You are right. But let’s not forget that Nepal and China have two different systems. China has a different system and we have a different system. In China, there’s president’s rule, there a government lasts till 10 years.
In Nepal, we have the parliamentary system, we have different political parties that compete with each other for power.
The Chinese may find changes in government in Nepal rather surprising. But change in government is not unnatural. Amid all this, we are striving for stability. We are approaching the end of the transitional phase. The peace process has not reached its logical conclusion and we have yet to implement the Constitution. There will be relative stability after local, provincial and federal elections.
I articulated this with the Chinese side during my visit. And they understood. We cannot intervene in each other’s system.

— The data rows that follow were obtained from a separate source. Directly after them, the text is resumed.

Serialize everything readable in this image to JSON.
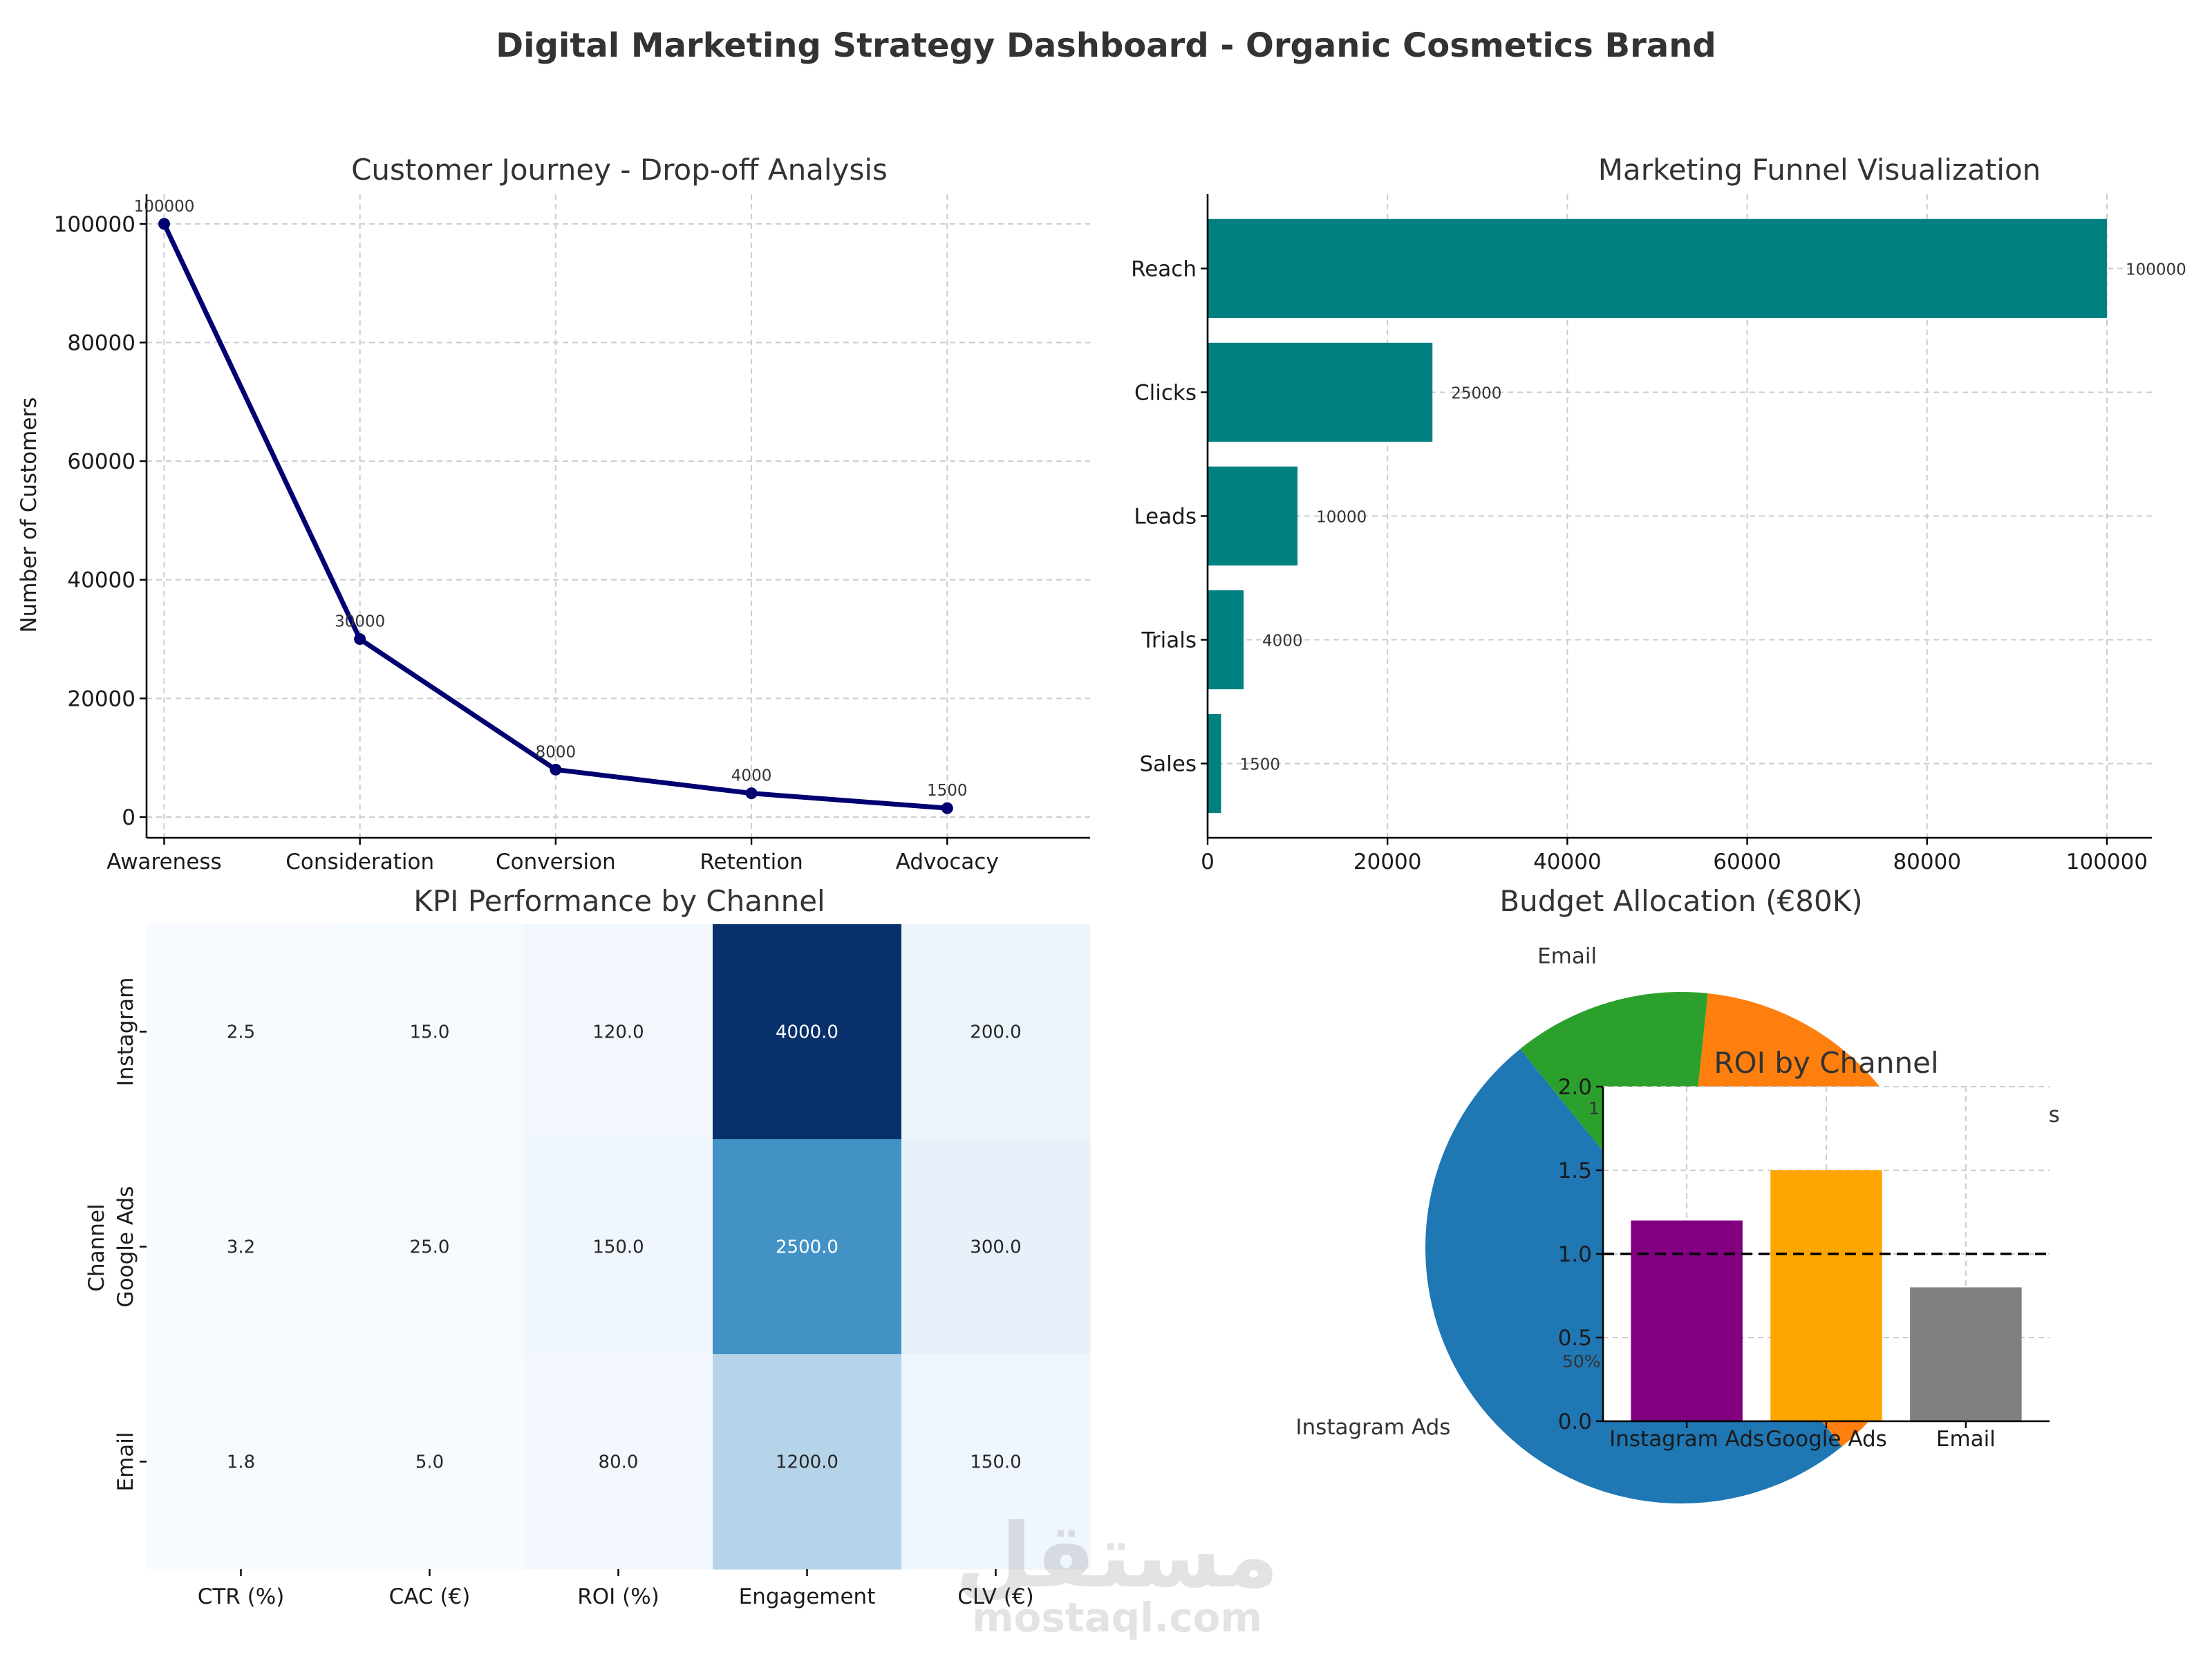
{
  "page_title": "Digital Marketing Strategy Dashboard - Organic Cosmetics Brand",
  "watermark": {
    "arabic": "مستقل",
    "latin": "mostaql.com"
  },
  "chart_data": [
    {
      "type": "line",
      "title": "Customer Journey - Drop-off Analysis",
      "xlabel": "",
      "ylabel": "Number of Customers",
      "categories": [
        "Awareness",
        "Consideration",
        "Conversion",
        "Retention",
        "Advocacy"
      ],
      "values": [
        100000,
        30000,
        8000,
        4000,
        1500
      ],
      "ylim": [
        -3500,
        105000
      ],
      "yticks": [
        0,
        20000,
        40000,
        60000,
        80000,
        100000
      ],
      "grid": true,
      "color": "#000070"
    },
    {
      "type": "bar",
      "orientation": "horizontal",
      "title": "Marketing Funnel Visualization",
      "categories": [
        "Reach",
        "Clicks",
        "Leads",
        "Trials",
        "Sales"
      ],
      "values": [
        100000,
        25000,
        10000,
        4000,
        1500
      ],
      "xlim": [
        0,
        105000
      ],
      "xticks": [
        0,
        20000,
        40000,
        60000,
        80000,
        100000
      ],
      "grid": true,
      "color": "#008080"
    },
    {
      "type": "heatmap",
      "title": "KPI Performance by Channel",
      "ylabel": "Channel",
      "columns": [
        "CTR (%)",
        "CAC (€)",
        "ROI (%)",
        "Engagement",
        "CLV (€)"
      ],
      "rows": [
        "Instagram",
        "Google Ads",
        "Email"
      ],
      "cells": [
        [
          "2.5",
          "15.0",
          "120.0",
          "4000.0",
          "200.0"
        ],
        [
          "3.2",
          "25.0",
          "150.0",
          "2500.0",
          "300.0"
        ],
        [
          "1.8",
          "5.0",
          "80.0",
          "1200.0",
          "150.0"
        ]
      ],
      "values": [
        [
          2.5,
          15.0,
          120.0,
          4000.0,
          200.0
        ],
        [
          3.2,
          25.0,
          150.0,
          2500.0,
          300.0
        ],
        [
          1.8,
          5.0,
          80.0,
          1200.0,
          150.0
        ]
      ],
      "colormap": "Blues"
    },
    {
      "type": "pie",
      "title": "Budget Allocation (€80K)",
      "labels": [
        "Instagram Ads",
        "Google Ads",
        "Email"
      ],
      "values": [
        50,
        37.5,
        12.5
      ],
      "colors": [
        "#1f77b4",
        "#ff7f0e",
        "#2ca02c"
      ],
      "visible_pct_label": "50%",
      "visible_pct_fragment": "1",
      "visible_label_fragment": "ls"
    },
    {
      "type": "bar",
      "title": "ROI by Channel",
      "categories": [
        "Instagram Ads",
        "Google Ads",
        "Email"
      ],
      "values": [
        1.2,
        1.5,
        0.8
      ],
      "colors": [
        "#800080",
        "#ffa500",
        "#808080"
      ],
      "ylim": [
        0,
        2.0
      ],
      "yticks": [
        "0.0",
        "0.5",
        "1.0",
        "1.5",
        "2.0"
      ],
      "reference_line": 1.0,
      "grid": true
    }
  ]
}
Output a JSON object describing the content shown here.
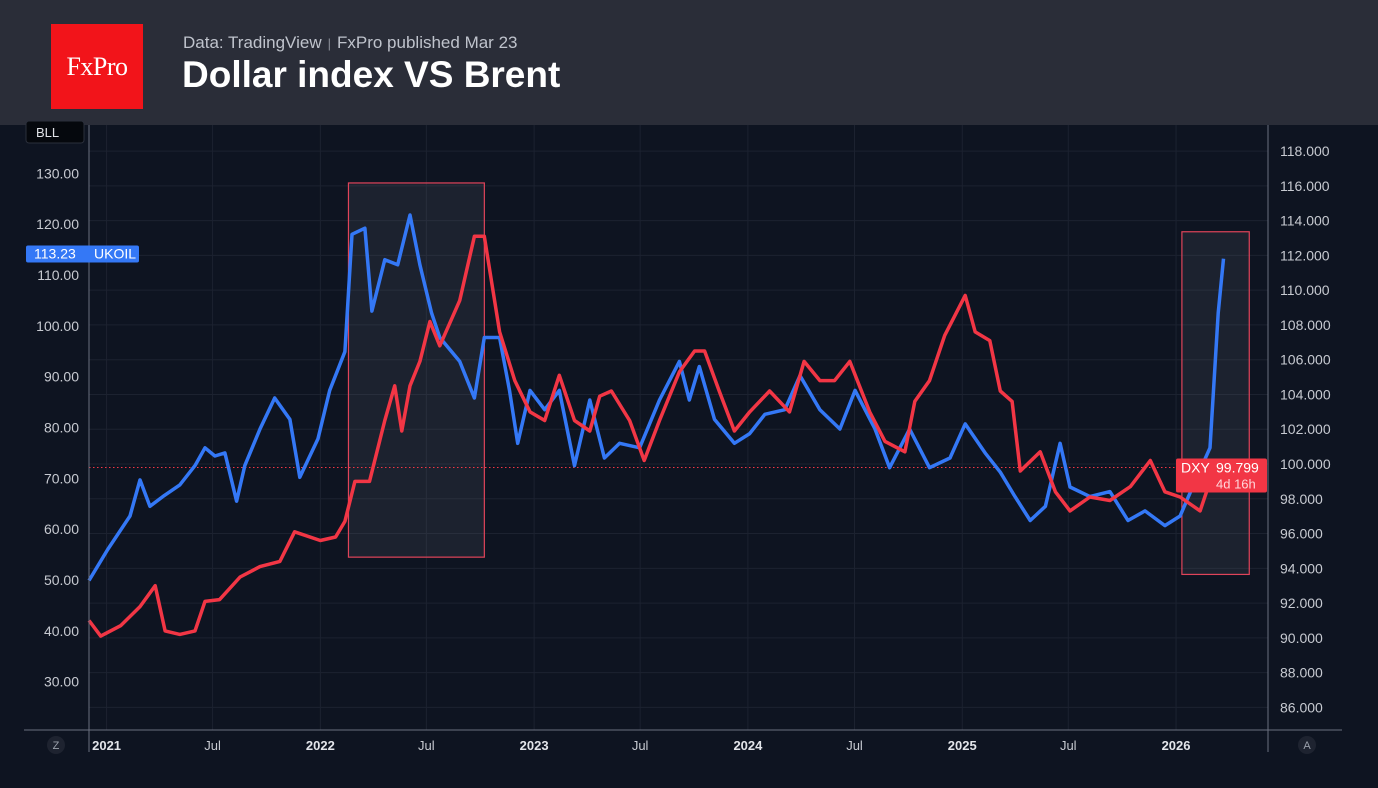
{
  "header": {
    "logo_text": "FxPro",
    "source": "Data: TradingView",
    "published": "FxPro published Mar 23",
    "title": "Dollar index VS Brent"
  },
  "colors": {
    "brent": "#3478f6",
    "dxy": "#f23645",
    "background": "#0e1421",
    "header_bg": "#2a2d38",
    "annotation": "#e0445a"
  },
  "icons": {
    "left_scale_button": "Z",
    "auto_scale_button": "A"
  },
  "chart_data": {
    "type": "line",
    "title": "Dollar index VS Brent",
    "xlim": [
      "2020-12-02",
      "2026-06-07"
    ],
    "x_ticks": [
      {
        "date": "2021-01-01",
        "label": "2021",
        "major": true
      },
      {
        "date": "2021-07-01",
        "label": "Jul",
        "major": false
      },
      {
        "date": "2022-01-01",
        "label": "2022",
        "major": true
      },
      {
        "date": "2022-07-01",
        "label": "Jul",
        "major": false
      },
      {
        "date": "2023-01-01",
        "label": "2023",
        "major": true
      },
      {
        "date": "2023-07-01",
        "label": "Jul",
        "major": false
      },
      {
        "date": "2024-01-01",
        "label": "2024",
        "major": true
      },
      {
        "date": "2024-07-01",
        "label": "Jul",
        "major": false
      },
      {
        "date": "2025-01-01",
        "label": "2025",
        "major": true
      },
      {
        "date": "2025-07-01",
        "label": "Jul",
        "major": false
      },
      {
        "date": "2026-01-01",
        "label": "2026",
        "major": true
      }
    ],
    "left_axis": {
      "label": "BLL",
      "ylim": [
        20.5,
        139.5
      ],
      "ticks": [
        "30.00",
        "40.00",
        "50.00",
        "60.00",
        "70.00",
        "80.00",
        "90.00",
        "100.00",
        "110.00",
        "120.00",
        "130.00"
      ]
    },
    "right_axis": {
      "ylim": [
        84.7,
        119.5
      ],
      "ticks": [
        "86.000",
        "88.000",
        "90.000",
        "92.000",
        "94.000",
        "96.000",
        "98.000",
        "100.000",
        "102.000",
        "104.000",
        "106.000",
        "108.000",
        "110.000",
        "112.000",
        "114.000",
        "116.000",
        "118.000"
      ]
    },
    "grid": true,
    "series": [
      {
        "name": "UKOIL",
        "axis": "left",
        "color": "#3478f6",
        "last_value": "113.23",
        "points": [
          [
            "2020-12-02",
            49.9
          ],
          [
            "2021-01-03",
            56.0
          ],
          [
            "2021-02-10",
            62.6
          ],
          [
            "2021-02-27",
            69.7
          ],
          [
            "2021-03-16",
            64.5
          ],
          [
            "2021-04-07",
            66.4
          ],
          [
            "2021-05-06",
            68.7
          ],
          [
            "2021-06-01",
            72.5
          ],
          [
            "2021-06-18",
            76.0
          ],
          [
            "2021-07-05",
            74.4
          ],
          [
            "2021-07-22",
            75.0
          ],
          [
            "2021-08-11",
            65.5
          ],
          [
            "2021-08-25",
            72.5
          ],
          [
            "2021-09-20",
            79.7
          ],
          [
            "2021-10-15",
            85.8
          ],
          [
            "2021-11-10",
            81.6
          ],
          [
            "2021-11-27",
            70.2
          ],
          [
            "2021-12-28",
            77.8
          ],
          [
            "2022-01-17",
            87.3
          ],
          [
            "2022-02-12",
            94.9
          ],
          [
            "2022-02-24",
            118.0
          ],
          [
            "2022-03-18",
            119.2
          ],
          [
            "2022-03-30",
            102.9
          ],
          [
            "2022-04-21",
            113.0
          ],
          [
            "2022-05-13",
            112.0
          ],
          [
            "2022-06-03",
            121.8
          ],
          [
            "2022-06-20",
            112.0
          ],
          [
            "2022-07-10",
            102.5
          ],
          [
            "2022-07-24",
            97.7
          ],
          [
            "2022-08-27",
            93.0
          ],
          [
            "2022-09-21",
            85.8
          ],
          [
            "2022-10-08",
            97.7
          ],
          [
            "2022-11-03",
            97.7
          ],
          [
            "2022-11-20",
            87.3
          ],
          [
            "2022-12-04",
            76.9
          ],
          [
            "2022-12-25",
            87.3
          ],
          [
            "2023-01-19",
            83.5
          ],
          [
            "2023-02-13",
            87.3
          ],
          [
            "2023-03-11",
            72.5
          ],
          [
            "2023-04-06",
            85.4
          ],
          [
            "2023-05-01",
            74.0
          ],
          [
            "2023-05-27",
            76.9
          ],
          [
            "2023-06-30",
            76.0
          ],
          [
            "2023-08-03",
            85.4
          ],
          [
            "2023-09-06",
            93.0
          ],
          [
            "2023-09-23",
            85.4
          ],
          [
            "2023-10-10",
            92.0
          ],
          [
            "2023-11-05",
            81.6
          ],
          [
            "2023-12-09",
            76.9
          ],
          [
            "2024-01-04",
            78.8
          ],
          [
            "2024-01-30",
            82.6
          ],
          [
            "2024-03-04",
            83.5
          ],
          [
            "2024-03-30",
            90.2
          ],
          [
            "2024-05-03",
            83.5
          ],
          [
            "2024-06-06",
            79.7
          ],
          [
            "2024-07-02",
            87.3
          ],
          [
            "2024-08-05",
            79.7
          ],
          [
            "2024-08-30",
            72.1
          ],
          [
            "2024-10-03",
            79.7
          ],
          [
            "2024-11-06",
            72.1
          ],
          [
            "2024-12-11",
            74.0
          ],
          [
            "2025-01-06",
            80.7
          ],
          [
            "2025-02-09",
            75.0
          ],
          [
            "2025-03-07",
            71.2
          ],
          [
            "2025-04-01",
            66.4
          ],
          [
            "2025-04-27",
            61.7
          ],
          [
            "2025-05-23",
            64.5
          ],
          [
            "2025-06-17",
            76.9
          ],
          [
            "2025-07-04",
            68.3
          ],
          [
            "2025-08-07",
            66.4
          ],
          [
            "2025-09-10",
            67.4
          ],
          [
            "2025-10-11",
            61.7
          ],
          [
            "2025-11-09",
            63.6
          ],
          [
            "2025-12-13",
            60.7
          ],
          [
            "2026-01-08",
            62.6
          ],
          [
            "2026-02-02",
            69.3
          ],
          [
            "2026-02-28",
            76.0
          ],
          [
            "2026-03-14",
            102.5
          ],
          [
            "2026-03-23",
            113.2
          ]
        ]
      },
      {
        "name": "DXY",
        "axis": "right",
        "color": "#f23645",
        "last_value": "99.799",
        "countdown": "4d 16h",
        "points": [
          [
            "2020-12-02",
            91.0
          ],
          [
            "2020-12-22",
            90.1
          ],
          [
            "2021-01-25",
            90.7
          ],
          [
            "2021-02-27",
            91.8
          ],
          [
            "2021-03-25",
            93.0
          ],
          [
            "2021-04-11",
            90.4
          ],
          [
            "2021-05-06",
            90.2
          ],
          [
            "2021-06-01",
            90.4
          ],
          [
            "2021-06-18",
            92.1
          ],
          [
            "2021-07-13",
            92.2
          ],
          [
            "2021-08-17",
            93.5
          ],
          [
            "2021-09-20",
            94.1
          ],
          [
            "2021-10-24",
            94.4
          ],
          [
            "2021-11-18",
            96.1
          ],
          [
            "2022-01-01",
            95.6
          ],
          [
            "2022-01-27",
            95.8
          ],
          [
            "2022-02-12",
            96.7
          ],
          [
            "2022-03-01",
            99.0
          ],
          [
            "2022-03-26",
            99.0
          ],
          [
            "2022-04-21",
            102.5
          ],
          [
            "2022-05-08",
            104.5
          ],
          [
            "2022-05-20",
            101.9
          ],
          [
            "2022-06-03",
            104.5
          ],
          [
            "2022-06-20",
            105.9
          ],
          [
            "2022-07-07",
            108.2
          ],
          [
            "2022-07-24",
            106.8
          ],
          [
            "2022-08-27",
            109.4
          ],
          [
            "2022-09-21",
            113.1
          ],
          [
            "2022-10-08",
            113.1
          ],
          [
            "2022-11-03",
            107.6
          ],
          [
            "2022-11-29",
            104.8
          ],
          [
            "2022-12-25",
            103.0
          ],
          [
            "2023-01-19",
            102.5
          ],
          [
            "2023-02-13",
            105.1
          ],
          [
            "2023-03-11",
            102.5
          ],
          [
            "2023-04-06",
            101.9
          ],
          [
            "2023-04-23",
            103.9
          ],
          [
            "2023-05-13",
            104.2
          ],
          [
            "2023-06-13",
            102.5
          ],
          [
            "2023-07-08",
            100.2
          ],
          [
            "2023-08-03",
            102.5
          ],
          [
            "2023-09-06",
            105.3
          ],
          [
            "2023-10-02",
            106.5
          ],
          [
            "2023-10-19",
            106.5
          ],
          [
            "2023-11-13",
            104.2
          ],
          [
            "2023-12-09",
            101.9
          ],
          [
            "2024-01-04",
            103.0
          ],
          [
            "2024-02-07",
            104.2
          ],
          [
            "2024-03-12",
            103.0
          ],
          [
            "2024-04-06",
            105.9
          ],
          [
            "2024-05-03",
            104.8
          ],
          [
            "2024-05-28",
            104.8
          ],
          [
            "2024-06-23",
            105.9
          ],
          [
            "2024-07-27",
            103.0
          ],
          [
            "2024-08-22",
            101.3
          ],
          [
            "2024-09-25",
            100.7
          ],
          [
            "2024-10-12",
            103.6
          ],
          [
            "2024-11-06",
            104.8
          ],
          [
            "2024-12-02",
            107.4
          ],
          [
            "2025-01-06",
            109.7
          ],
          [
            "2025-01-23",
            107.6
          ],
          [
            "2025-02-17",
            107.1
          ],
          [
            "2025-03-07",
            104.2
          ],
          [
            "2025-03-27",
            103.6
          ],
          [
            "2025-04-10",
            99.6
          ],
          [
            "2025-05-14",
            100.7
          ],
          [
            "2025-06-09",
            98.4
          ],
          [
            "2025-07-04",
            97.3
          ],
          [
            "2025-08-07",
            98.1
          ],
          [
            "2025-09-10",
            97.9
          ],
          [
            "2025-10-15",
            98.7
          ],
          [
            "2025-11-18",
            100.2
          ],
          [
            "2025-12-13",
            98.4
          ],
          [
            "2026-01-08",
            98.1
          ],
          [
            "2026-02-11",
            97.3
          ],
          [
            "2026-03-03",
            99.3
          ],
          [
            "2026-03-23",
            99.8
          ]
        ]
      }
    ],
    "annotations": [
      {
        "type": "rectangle",
        "axis": "left",
        "from": "2022-02-18",
        "to": "2022-10-08",
        "y_range": [
          54.5,
          128.1
        ]
      },
      {
        "type": "rectangle",
        "axis": "left",
        "from": "2026-01-11",
        "to": "2026-05-06",
        "y_range": [
          51.1,
          118.5
        ]
      }
    ],
    "price_line": {
      "axis": "right",
      "value": 99.799
    }
  }
}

Rather, we should respect each other’s systems.
So, you managed to assure China that the change in government in Nepal will not affect the implementation of Nepal-China deals
Top leaders of Nepal and China are yet to sign the bilateral trade and transit treaty. We may sign the treaty during the visit of China’s President Xi or during any other suitable occasion. I have clearly told this to the Chinese side – that we are not in favour of blocking the implementation of this treaty. This is no hush-hush deal.
When Prachanda became Prime Minister, he decided to send you to China as his emissary, and another of his deputies Bimalendra Nidhi to India. Do you think the Indians are bit in a spot of bother about your visit to China?
No, absolutely not. I would like to use this opportunity to say that I did not go to China as part of a game-plan. I have good relations with friends in India as well as China. In fact, I have good ties with most of the political leaders here in Nepal itself.
I am a Nepali, who is committed to nationalism. I am neither Chinese nor Indian.
When Bimalendraji and I met before our visits to our neighbours, we discussed the possibility of him going to China and I going to India. But the government had already decided by then. So, the next time I will visit India, and he will go to China.
I might as well visit India after the Prime Minister’s visit. I am neither anti nor pro-China or India. I am a Nepali.